A taxa de investimento do país pouco mudou durante a fase de crescimento dos citados aportes do Tesouro. Em princípio, é possível que um estudo rigoroso com dados claros e acessíveis a todos os interessados possa convencer analistas econômicos de que, na ausência daqueles empréstimos, a situação do investimento estaria ainda pior. Entretanto, em que pese a competência de seu corpo técnico, o banco não produziu qualquer avaliação que vá além de generalidades – “criamos X empregos, financiamos Y empresas”. Não há números, simulações ou estimativas rigorosas do retorno líquido dos financiamentos do banco, nem dos usos alternativos para aqueles fundos.

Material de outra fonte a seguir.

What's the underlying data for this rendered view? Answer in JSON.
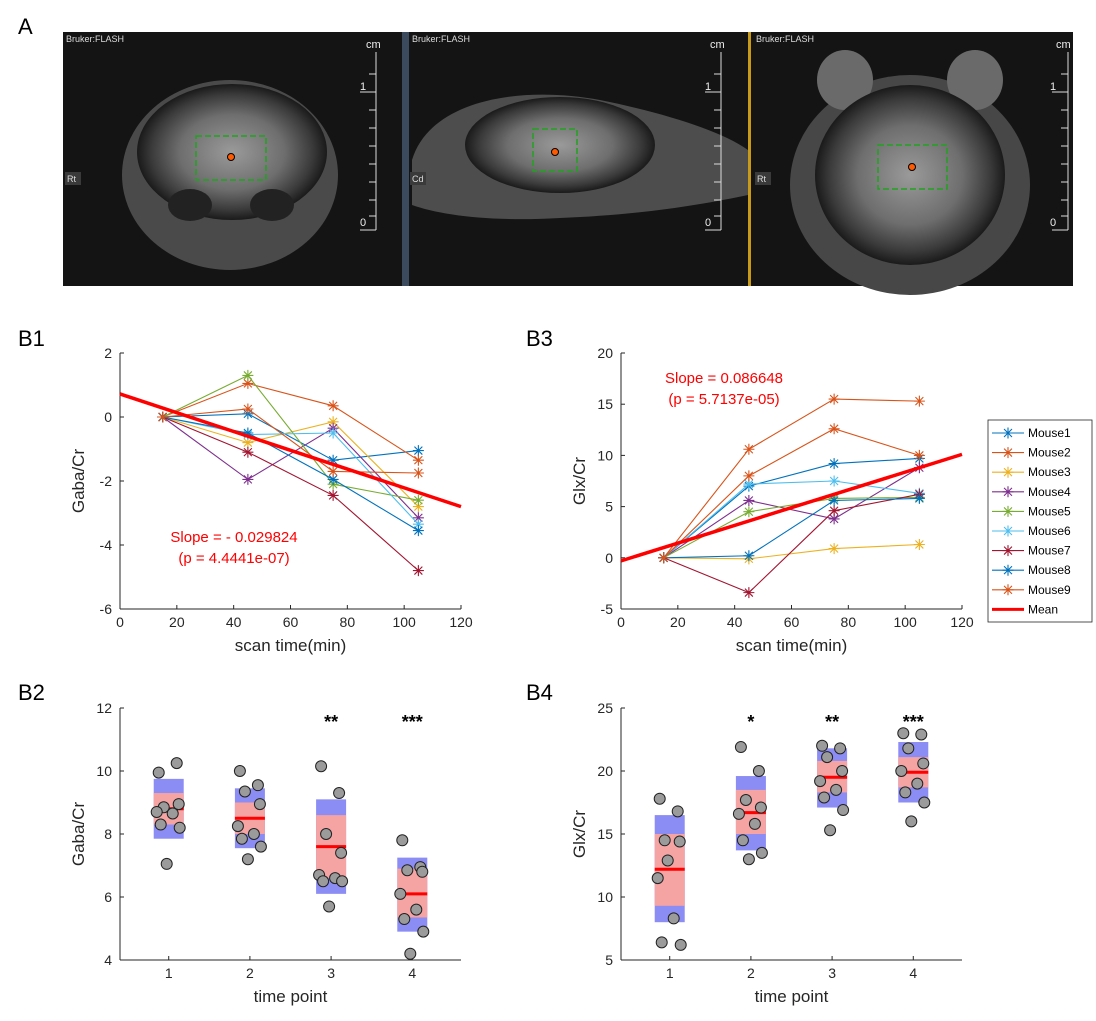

Combater a independência do Banco Central, e simultaneamente apoiar a ilimitada independência do BNDES, refletem uma visão de mundo. Governantes gostam de exercer discricionariamente o poder, embora em geral regras claras e estáveis gerem melhores resultados. A maior liberdade de ação nos dois casos permite ao governo, no curto prazo,
implementar as políticas que julga mais apropriadas. Entretanto, a inflação acima da meta, mesmo com controle de importantes preços administrados, e o baixo crescimento, mesmo com a explosão do crédito público, mostram que no médio e longo prazo este excesso de flexibilidade nas mãos do governo central não tem funcionado.